This is my solution to reduce the computational time required by the algorithm as supplied to me by ERP and included here as the file test_j.c.
The main issue that I identified with this algorithm from an efficiency perspective is that there are a lot of compute-intensive calculations being executed within the innermost loop of the algorith with an O(n3) complexity. Without a deeper understanding of the use case for the algorithm, it is difficult for me to know whether the algorithm's behavior can be modified to execute in something less than O(n3) complexity. With that in mind, I will focus my optimization on moving as many of the expensive calculations out of the innermost loop, which should reduce the amount of time used executing within that loop.
After examining the code, I identified four approaches to focus on for optimizations:
- Identify variables used to store constant values and move them out to global constants.
- Identify static calculations (not dependent on loop parameters) and initialize them outside of the loop.
- Identify calculations that are calculated multiple times with the same parameters and employ memoization to reduce redundant calculations.
- Reorder the loops and move calculations out of the inner loop as desired to reduce redundant calculations.
For the first area, there were a number of values declared within the innermost loop function as variables, but their values were constant. While these values were not being calculated, they were defined as variables in the innermost loop which means they were being copied to the stack every time the loop was executed. By moving these into global constants, we may see modest improvements to the program efficiency. Examples of these values are a, b, g, gC, etc.
For the second area, there were a number of calculated values that were static (not dependent on the f, fp, or fptilde parameters of the loop) but were being calculated in each execution of the loop. Because these values were calculated using functions, they cannot be made constants, but I was able to move them out as global variables and calculate them once at the start of the program execution using an init() function. This should ensure they are not being calculated multiple times as the algorithm executes and should yield significant improvements to the code efficiency.

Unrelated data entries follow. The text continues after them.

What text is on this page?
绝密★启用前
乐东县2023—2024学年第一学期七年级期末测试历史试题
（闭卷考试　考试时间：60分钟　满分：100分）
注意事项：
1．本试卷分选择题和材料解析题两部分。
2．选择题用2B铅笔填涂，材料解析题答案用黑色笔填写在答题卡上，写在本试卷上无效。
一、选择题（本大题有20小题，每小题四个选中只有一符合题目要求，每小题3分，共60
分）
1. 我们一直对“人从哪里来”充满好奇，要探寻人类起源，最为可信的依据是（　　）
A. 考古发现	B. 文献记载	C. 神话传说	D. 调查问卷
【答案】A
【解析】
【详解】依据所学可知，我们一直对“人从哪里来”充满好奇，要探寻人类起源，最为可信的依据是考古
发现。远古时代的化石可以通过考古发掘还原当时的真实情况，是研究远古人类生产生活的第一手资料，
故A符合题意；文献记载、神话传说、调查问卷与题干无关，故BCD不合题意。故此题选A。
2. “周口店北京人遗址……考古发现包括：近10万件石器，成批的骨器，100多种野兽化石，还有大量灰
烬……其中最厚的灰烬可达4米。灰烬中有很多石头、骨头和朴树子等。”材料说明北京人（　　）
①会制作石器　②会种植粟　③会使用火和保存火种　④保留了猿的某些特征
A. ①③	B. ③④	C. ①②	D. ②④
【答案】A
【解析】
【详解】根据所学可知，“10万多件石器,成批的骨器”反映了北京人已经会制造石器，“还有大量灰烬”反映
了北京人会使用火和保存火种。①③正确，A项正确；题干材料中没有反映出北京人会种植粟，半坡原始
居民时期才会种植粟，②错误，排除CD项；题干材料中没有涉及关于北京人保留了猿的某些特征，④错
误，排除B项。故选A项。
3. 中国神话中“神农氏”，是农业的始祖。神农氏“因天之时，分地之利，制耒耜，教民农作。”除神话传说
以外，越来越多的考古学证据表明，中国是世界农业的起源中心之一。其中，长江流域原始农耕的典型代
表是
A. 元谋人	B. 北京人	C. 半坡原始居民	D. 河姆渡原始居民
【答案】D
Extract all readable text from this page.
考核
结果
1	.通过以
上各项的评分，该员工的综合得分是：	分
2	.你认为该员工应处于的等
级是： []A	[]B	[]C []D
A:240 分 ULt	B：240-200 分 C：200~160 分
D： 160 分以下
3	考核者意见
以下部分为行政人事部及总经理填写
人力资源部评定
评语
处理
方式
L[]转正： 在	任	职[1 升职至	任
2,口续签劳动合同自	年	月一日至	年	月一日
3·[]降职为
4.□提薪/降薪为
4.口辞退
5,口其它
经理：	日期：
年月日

For the third area, I identified some calculations that were being executed multiple times within the algorithm with the same parameters. These calculations are not static so they could not be moved out into the init() function, but they were only dependent on a subset of the loop parameters and so were being executed with the same parameters multiple times. As "low-hanging fruit" for this optimization, I identified a number of values (alpha, gamma, sigma_a, sigma_b) which are calculated based on the value of fptilde only. This meant they were being executed redundantly ~1000000 times; for each value of f and fp we were calculating the same set of 1000 values corresponding to unique values for fptilde. To address this, I implemented a simple cache of these values, utilizing the source value of fptilde as the key, so that I could memoize them as they are needed throughout the algorithm execution. Converting the double value of fptilde (or more correctly, fpt within the algorithm loop) into an index to look up existing values turned out to be trivial since I knew there was a finite range and step used for these values. If this were not the case, I would have needed to implement a hash set or similar algorithm to efficiently look up values based on a double key. There are probably other values that can be memoized within the algorithm, such as exp1arg which is calculated from f and fp only. However, this is not executed as redundantly as the fptilde-based values and I decided to not try memoize these additional calculations due to expected diminishing returns in regard to performance improvements vs the added complexity of two-index cache.
For the fourth area, I tried an alternate approach to the third area to accomplish a similar improvement. For this change, I changed the order of the loops. Since there were a number of calculations based solely on the value of fptilde, it makes sense to calculate these in the outer loop as pass them as parameters into the inner loops rather than calculate them there or even look them up in the inner loop as done in #3. To accomplish this, I changed the loop order to fptilde -> f -> fp, calculated the values in the outer loop, and changed the function_j signature to take the values it needs from the higher loop as inputs. This effectively does the same thing as #3 by eliminating the redundant calculations of these values in the inner loop, but it is somewhat more performant in that it does not have the overhead of cache lookup or storage. Changing the order of the loops does not change the set of calculations performed but it does alter the order they are executed in, so this approach may not work if we depend on the results being returned in a particular order.
Evaluation: Below are the performance evaluations of these steps of improvement compared to the original base case. To evaluate the performance, I ran the unix time command with the original and optimized version at each step and recorded the time required for the algorithm to complete.
- Base case / Original: 148.34s
- Step A: 142.97s
- Step B: 96.36s
- Step C: 52.12s
- Step D: 46.98s
Conclusion: As expected, the first step of optimization yielded a minimal improvement in performance. My guess is that this same optimization could have been handled by a compiler optimization flag. The second and third steps, however, yielded significant improvements in performance, of over 30% reduction in time to complete for each. Combined, the optimized program executes in about 65% less time than the original. The improvements from the fourth step were marginally better still. This was done with no changes to the logical behavior of the algorithm; with more time and understanding of the underlying math I believe it might be feasible to rewrite the algorithm to something with less than O(n3) complexity. Such an improvement would either further reduce the time required to execute against this set of inputs, or allow it to run with more fine-grained stepping of the values used as inputs.